The evidence from this study suggests that using instructional prompting through Try Another Way methodology may contribute to instructing children with autism to perform BADL; however, information from one single case study can hardly be generalized. Another important implication of this research is the possibility that the task analysis system used in this study may be useful for development of directed performance assessments in children with developmental disabilities such as autism, because the graphing system visually shows exact percentages of independence. The Try Another Way method can only be effective when great effort is made to be sure training is duplicated by all that interact with the client. When a task is performed the same way and client instruction is the same, no matter who executes the training, the client progresses, and a complicated skill can be learned.
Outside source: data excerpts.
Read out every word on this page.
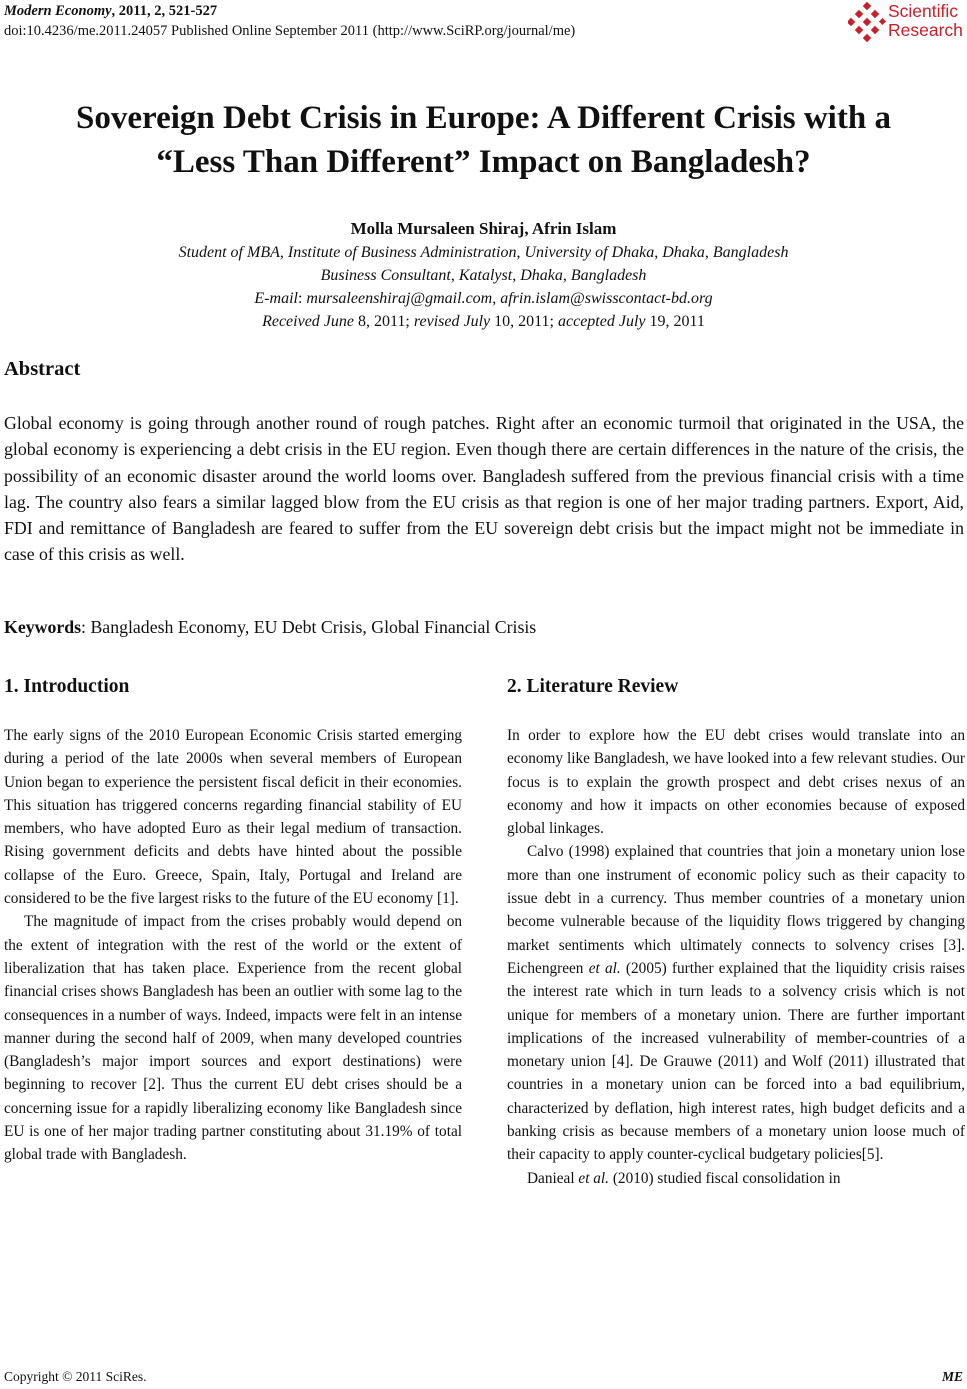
Modern Economy, 2011, 2, 521-527
doi:10.4236/me.2011.24057 Published Online September 2011 (http://www.SciRP.org/journal/me)
Scientific
Research
Sovereign Debt Crisis in Europe: A Different Crisis with a
“Less Than Different” Impact on Bangladesh?
Molla Mursaleen Shiraj, Afrin Islam
Student of MBA, Institute of Business Administration, University of Dhaka, Dhaka, Bangladesh
Business Consultant, Katalyst, Dhaka, Bangladesh
E-mail: mursaleenshiraj@gmail.com, afrin.islam@swisscontact-bd.org
Received June 8, 2011; revised July 10, 2011; accepted July 19, 2011
Abstract
Global economy is going through another round of rough patches. Right after an economic turmoil that originated in the USA, the global economy is experiencing a debt crisis in the EU region. Even though there are certain differences in the nature of the crisis, the possibility of an economic disaster around the world looms over. Bangladesh suffered from the previous financial crisis with a time lag. The country also fears a similar lagged blow from the EU crisis as that region is one of her major trading partners. Export, Aid, FDI and remittance of Bangladesh are feared to suffer from the EU sovereign debt crisis but the impact might not be immediate in case of this crisis as well.
Keywords: Bangladesh Economy, EU Debt Crisis, Global Financial Crisis
1. Introduction

The early signs of the 2010 European Economic Crisis started emerging during a period of the late 2000s when several members of European Union began to experience the persistent fiscal deficit in their economies. This situation has triggered concerns regarding financial stability of EU members, who have adopted Euro as their legal medium of transaction. Rising government deficits and debts have hinted about the possible collapse of the Euro. Greece, Spain, Italy, Portugal and Ireland are considered to be the five largest risks to the future of the EU economy [1].

The magnitude of impact from the crises probably would depend on the extent of integration with the rest of the world or the extent of liberalization that has taken place. Experience from the recent global financial crises shows Bangladesh has been an outlier with some lag to the consequences in a number of ways. Indeed, impacts were felt in an intense manner during the second half of 2009, when many developed countries (Bangladesh’s major import sources and export destinations) were beginning to recover [2]. Thus the current EU debt crises should be a concerning issue for a rapidly liberalizing economy like Bangladesh since EU is one of her major trading partner constituting about 31.19% of total global trade with Bangladesh.

2. Literature Review

In order to explore how the EU debt crises would translate into an economy like Bangladesh, we have looked into a few relevant studies. Our focus is to explain the growth prospect and debt crises nexus of an economy and how it impacts on other economies because of exposed global linkages.

Calvo (1998) explained that countries that join a monetary union lose more than one instrument of economic policy such as their capacity to issue debt in a currency. Thus member countries of a monetary union become vulnerable because of the liquidity flows triggered by changing market sentiments which ultimately connects to solvency crises [3]. Eichengreen et al. (2005) further explained that the liquidity crisis raises the interest rate which in turn leads to a solvency crisis which is not unique for members of a monetary union. There are further important implications of the increased vulnerability of member-countries of a monetary union [4]. De Grauwe (2011) and Wolf (2011) illustrated that countries in a monetary union can be forced into a bad equilibrium, characterized by deflation, high interest rates, high budget deficits and a banking crisis as because members of a monetary union loose much of their capacity to apply counter-cyclical budgetary policies[5].

Danieal et al. (2010) studied fiscal consolidation in

Copyright © 2011 SciRes.	ME
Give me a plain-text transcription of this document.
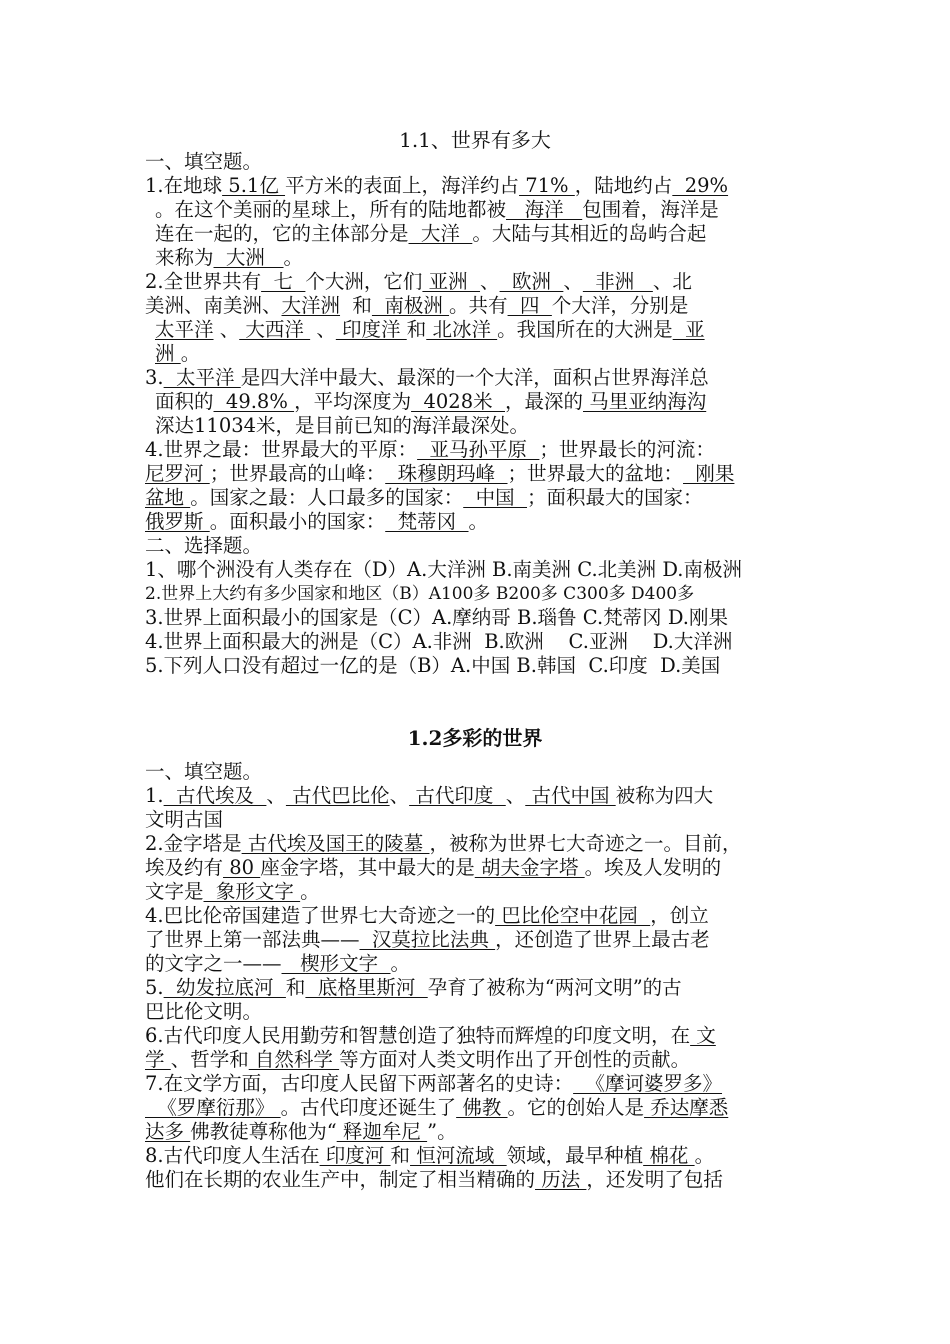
1.1、世界有多大
一、填空题。
1.在地球 5.1亿 平方米的表面上，海洋约占 71% ，陆地约占  29%
。在这个美丽的星球上，所有的陆地都被   海洋   包围着，海洋是
连在一起的，它的主体部分是  大洋  。大陆与其相近的岛屿合起
来称为  大洲   。
2.全世界共有  七  个大洲，它们 亚洲  、  欧洲  、  非洲   、北
美洲、南美洲、大洋洲  和  南极洲 。共有  四  个大洋，分别是
太平洋 、 大西洋  、 印度洋 和 北冰洋 。我国所在的大洲是  亚
洲 。
3.  太平洋 是四大洋中最大、最深的一个大洋，面积占世界海洋总
面积的  49.8% ，平均深度为  4028米  ，最深的 马里亚纳海沟
深达11034米，是目前已知的海洋最深处。
4.世界之最：世界最大的平原：  亚马孙平原  ；世界最长的河流：
尼罗河 ；世界最高的山峰：  珠穆朗玛峰  ；世界最大的盆地：  刚果
盆地 。国家之最：人口最多的国家：  中国  ；面积最大的国家：
俄罗斯 。面积最小的国家：  梵蒂冈  。
二、选择题。
1、哪个洲没有人类存在（D）A.大洋洲 B.南美洲 C.北美洲 D.南极洲
2.世界上大约有多少国家和地区（B）A100多 B200多 C300多 D400多
3.世界上面积最小的国家是（C）A.摩纳哥 B.瑙鲁 C.梵蒂冈 D.刚果
4.世界上面积最大的洲是（C）A.非洲  B.欧洲    C.亚洲    D.大洋洲
5.下列人口没有超过一亿的是（B）A.中国 B.韩国  C.印度  D.美国
1.2多彩的世界
一、填空题。
1.  古代埃及  、 古代巴比伦、 古代印度  、 古代中国 被称为四大
文明古国
2.金字塔是 古代埃及国王的陵墓 ，被称为世界七大奇迹之一。目前，
埃及约有 80 座金字塔，其中最大的是 胡夫金字塔 。埃及人发明的
文字是  象形文字 。
4.巴比伦帝国建造了世界七大奇迹之一的 巴比伦空中花园  ，创立
了世界上第一部法典——  汉莫拉比法典 ，还创造了世界上最古老
的文字之一——   楔形文字  。
5.  幼发拉底河  和  底格里斯河  孕育了被称为“两河文明”的古
巴比伦文明。
6.古代印度人民用勤劳和智慧创造了独特而辉煌的印度文明，在 文
学 、哲学和 自然科学 等方面对人类文明作出了开创性的贡献。
7.在文学方面，古印度人民留下两部著名的史诗：  《摩诃婆罗多》
《罗摩衍那》 。古代印度还诞生了 佛教 。它的创始人是 乔达摩悉
达多 佛教徒尊称他为“ 释迦牟尼 ”。
8.古代印度人生活在 印度河 和 恒河流域  领域，最早种植 棉花 。
他们在长期的农业生产中，制定了相当精确的 历法 ，还发明了包括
Further, it is important to emphasize that alteration of the visual environment may include other familiar modifications such as use of self-help devices, grading tasks, and use of florescent objects under blacklight conditions, to enable a child with autism to accentuate visual focus. Therefore, therapists must consider lighting when making visual environmental modifications. However, we argue that only those modifications that incorporate the child’s sensory processing capacity into his/her daily routines of the natural environment would be of great practical value to the child. The Snoezelen room might be a potential training environment (McKee et al. 2007) if it helps “transform spaces into meaningful places” (Loukas 2011, p. 2) by challenging functional performance opportunities and magnifying or accentuating naturally embedded features of the environment to increase visual focus.

Limitations and Future research

The most important limitation is the single case research method. Sadly, there was limited evidence of carryover because the occupational therapist relocated. One consideration is that perhaps this training was successful because of the task analysis break down and training approach used (regardless of the blacklight). Therefore, it is recommended that future research with follow-up strategies and more participants considers randomized controlled trials to compare the outcomes between blacklight conditions and without it. Future research to discover the neurological mechanisms involved in visual focus (i.e. visual processing) is warranted. Determination of the effect of blacklight conditions on task performance and purposeful interaction with objects will help practitioners tailor the visual environment for children with autism. One way to clinically increase outcomes would be to continue to test toys with florescent qualities that could be seen under blacklight to work on bringing the background to the foreground.

Conclusions

The IEP using instructional prompting through Try Another Way methodology for a case with autism seemed promising. The results of this study indicated that how the child’s participation in the functional occupation of toothbrushing may have been affected by her lighting environment. Overall, the findings of this study suggest that:

  • Considering the linkage between lighting environment, functional performance, and visual processing may be warranted.

  • Self-care routines may be improved through an optimizing visual environment, using florescent objects under blacklight conditions.

  • Task analysis recording sheet used in this study may show potential as a direct performance assessment.

Disclosure Statement

The authors confirm that there is no conflict of interest.

Funding

We have no financial interests related to the material in the manuscript.